Oil down in Asian trade ahead of Paris meeting

SINGAPORE—Oil prices dipped in Asian trade Tuesday ahead of a meeting between the German and French leaders on how to deal with the eurozone’s widening debt crisis.

New York’s main contract, West Texas Intermediate crude for delivery in September, fell 45 cents to $87.43 a barrel in morning trade.

Brent North Sea crude for September was down 42 cents to $109.49.

“Investors will be waiting for details on the eurozone meeting and the eurozone second-quarter GDP figures,” said Ker Chung Yang, an analyst at Phillip Futures in Singapore.

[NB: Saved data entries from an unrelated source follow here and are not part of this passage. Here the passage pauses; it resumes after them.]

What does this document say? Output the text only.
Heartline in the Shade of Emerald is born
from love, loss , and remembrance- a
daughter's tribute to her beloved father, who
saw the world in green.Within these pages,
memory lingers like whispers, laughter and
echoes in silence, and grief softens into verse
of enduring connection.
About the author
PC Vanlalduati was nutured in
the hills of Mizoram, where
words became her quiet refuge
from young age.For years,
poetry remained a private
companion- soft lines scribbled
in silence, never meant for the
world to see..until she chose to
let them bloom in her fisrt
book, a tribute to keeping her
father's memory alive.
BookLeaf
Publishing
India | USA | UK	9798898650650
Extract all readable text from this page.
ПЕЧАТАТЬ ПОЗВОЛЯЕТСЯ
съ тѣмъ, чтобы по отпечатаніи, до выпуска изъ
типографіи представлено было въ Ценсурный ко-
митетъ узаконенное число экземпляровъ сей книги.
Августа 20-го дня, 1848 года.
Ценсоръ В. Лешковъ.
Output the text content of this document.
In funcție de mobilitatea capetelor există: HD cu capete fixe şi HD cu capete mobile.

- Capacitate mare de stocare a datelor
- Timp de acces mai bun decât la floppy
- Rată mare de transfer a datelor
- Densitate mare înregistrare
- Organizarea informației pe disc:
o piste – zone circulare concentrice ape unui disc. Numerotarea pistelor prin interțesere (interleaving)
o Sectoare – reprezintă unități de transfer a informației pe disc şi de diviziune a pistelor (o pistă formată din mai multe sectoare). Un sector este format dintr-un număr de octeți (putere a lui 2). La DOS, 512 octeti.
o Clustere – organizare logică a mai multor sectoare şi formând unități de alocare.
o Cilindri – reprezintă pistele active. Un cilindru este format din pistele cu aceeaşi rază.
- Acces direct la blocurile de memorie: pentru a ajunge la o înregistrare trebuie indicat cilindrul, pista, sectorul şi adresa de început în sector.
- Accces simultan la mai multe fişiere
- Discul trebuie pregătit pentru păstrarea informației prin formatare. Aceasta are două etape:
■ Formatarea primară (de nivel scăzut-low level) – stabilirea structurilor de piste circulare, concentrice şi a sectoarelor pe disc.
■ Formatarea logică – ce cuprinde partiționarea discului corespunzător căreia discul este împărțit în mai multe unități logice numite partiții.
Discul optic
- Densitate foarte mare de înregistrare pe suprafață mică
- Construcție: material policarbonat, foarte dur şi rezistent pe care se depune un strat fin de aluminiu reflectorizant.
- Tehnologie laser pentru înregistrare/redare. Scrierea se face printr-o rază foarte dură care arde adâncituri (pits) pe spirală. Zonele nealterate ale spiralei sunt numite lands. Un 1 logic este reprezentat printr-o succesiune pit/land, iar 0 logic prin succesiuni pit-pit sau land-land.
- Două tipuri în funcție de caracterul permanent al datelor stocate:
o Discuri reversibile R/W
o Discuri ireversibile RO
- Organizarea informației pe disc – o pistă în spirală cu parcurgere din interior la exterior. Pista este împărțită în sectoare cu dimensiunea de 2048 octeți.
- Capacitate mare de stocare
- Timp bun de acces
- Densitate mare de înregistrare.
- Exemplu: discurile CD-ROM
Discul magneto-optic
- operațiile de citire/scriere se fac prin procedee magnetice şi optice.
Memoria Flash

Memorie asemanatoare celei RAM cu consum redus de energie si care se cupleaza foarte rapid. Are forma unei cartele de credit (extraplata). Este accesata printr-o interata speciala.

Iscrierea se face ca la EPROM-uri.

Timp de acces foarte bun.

French President Nicolas Sarkozy will host German Chancellor Angela Merkel on Tuesday in Paris to produce a road map for the 17-nation eurozone as it battles its growing sovereign debt crisis.

Merkel and Sarkozy lead the eurozone’s two biggest economies and markets have been watching anxiously to see whether they will agree a plan to boost fragile confidence.

On Monday, the finance ministers of Britain, Australia, Canada, Singapore and South Africa said in a statement that the world was facing a crisis of confidence and needed a global response.

The ministers warned of a lack of confidence in efforts by governments to address the issues underpinning weak growth, high unemployment and unsustainable fiscal balance sheets.

Trillions of dollars have been wiped off stock markets in a massive sell-off over the past fortnight as investors dumped shares over concerns of a global slowdown, eurozone debt, and an unprecedented US credit rating downgrade.

The fears for the global economy have triggered volatility for oil prices in turn, as traders anticipate a deterioration in energy demand.